At a relative’s home in Laguna Beach last Saturday, former Army sergeant Blain was pinned with the Soldier’s Medal for heroism by one of the four commanders of the Fourth Brigade Combat Team, who arrived from their post in Ft. Bragg, N.C., for the duty.
“This is my first in 27 years,” said Col. Brian Mennes, explaining to Blain’s friends and family that the medal is the nation’s highest honor a soldier can receive for valor in a non-combat situation. The award, established by an act of Congress in 1926, requires the same degree of heroism as that of the Distinguished Flying Cross.
Blain’s act of heroism involved risking his own life to rescue four people from a river in Afghanistan swollen by a flash flood. The roadway beneath a convoy he was leading collapsed last February while on patrol during inclement weather. One vehicle slid off the riverbank and rolled into the rushing water, trapping three paratroopers inside and ejecting a cultural advisor through the turret.

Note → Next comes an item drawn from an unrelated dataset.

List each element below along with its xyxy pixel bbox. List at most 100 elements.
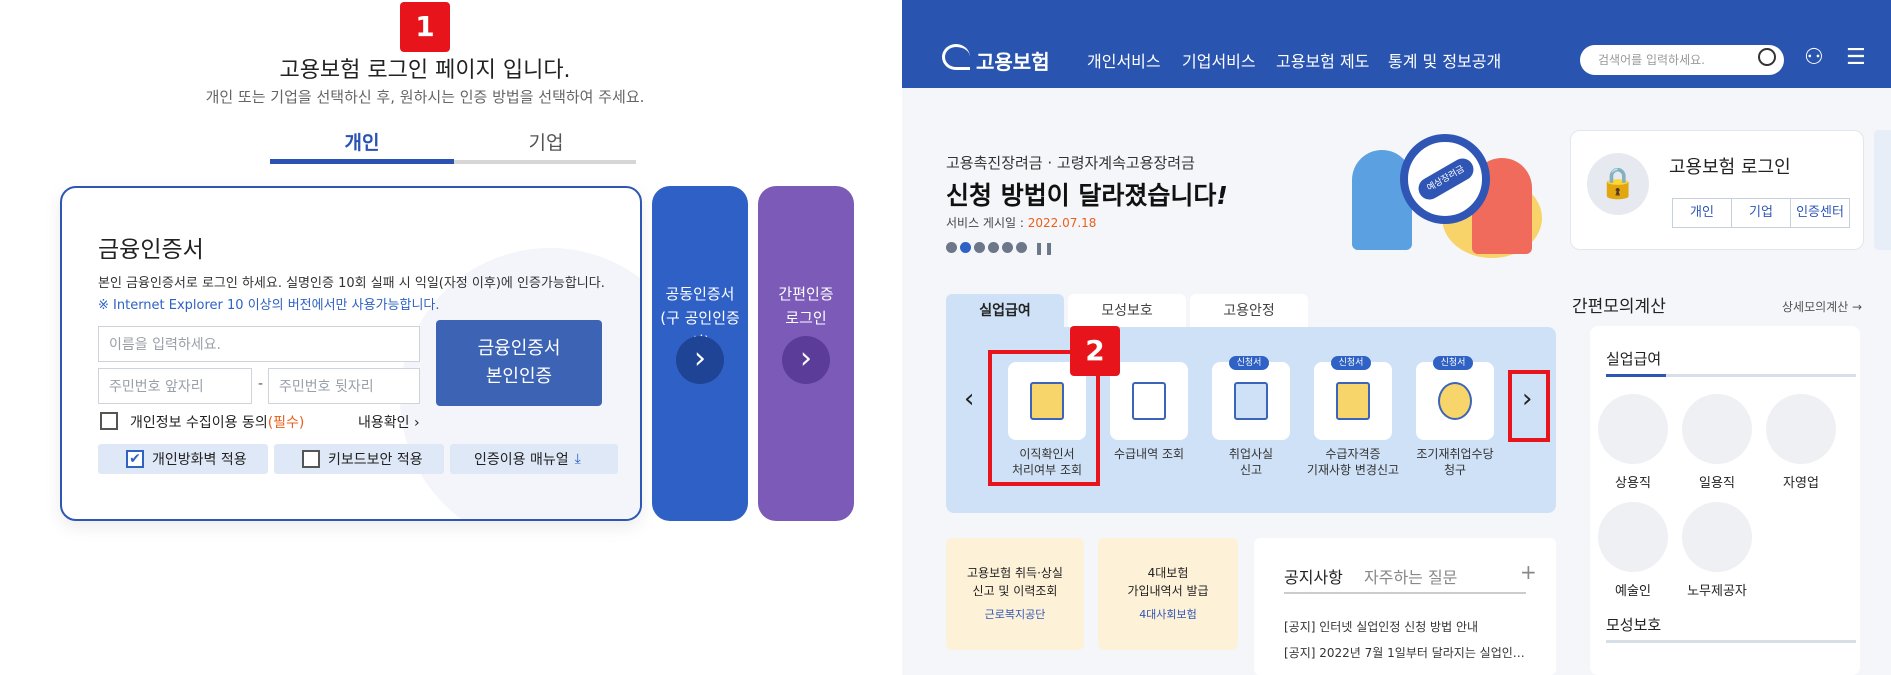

Blain catapulted from his vehicle, ditched his gear and ran towards the submerged vehicle. Without knowing the depth or current of the water, he jumped in and first hauled the drowning cultural advisor to the riverbank. He then returned to the vehicle, pulling open the hatch and cutting straps that allowed the trapped soldiers to exit.
The unit had lost two other soldiers in non-combat water incidents earlier, Mennes said.
“I was so scared I had to do something,” Blain later told his father. “I just ran down the embankment and flew through the air.”
Mennes, addressing the group at the home of Gary and Cathy Daichendt, expressed his appreciation to Blain’s family for “volunteering their most precious possession. You let me lead guys like this,” he said.
Blain also received commendations from the mayors of Dana Point and Huntington Beach and a veterans group, each with ties to the family.
Blain admitted he didn’t even describe his exploits to his wife for two weeks because she was seven months pregnant. Discharged after six years of service in February, the 25-year-old recently relocated from Dana Point to Azusa to enroll in Azusa Pacific College. He enlisted after graduating from Laguna Niguel’s Aliso Niguel High School.
The award took on special significance for the soldier’s father, Brian Blain, of Dana Point. His own father, George, a disabled veteran, returned markedly changed by his military service, haunted by nightmares that he refused to talk about until his last years.
The award, “is a fitting end to what my father did in WW2,” Brian Blain said. “Matt completed the circle.”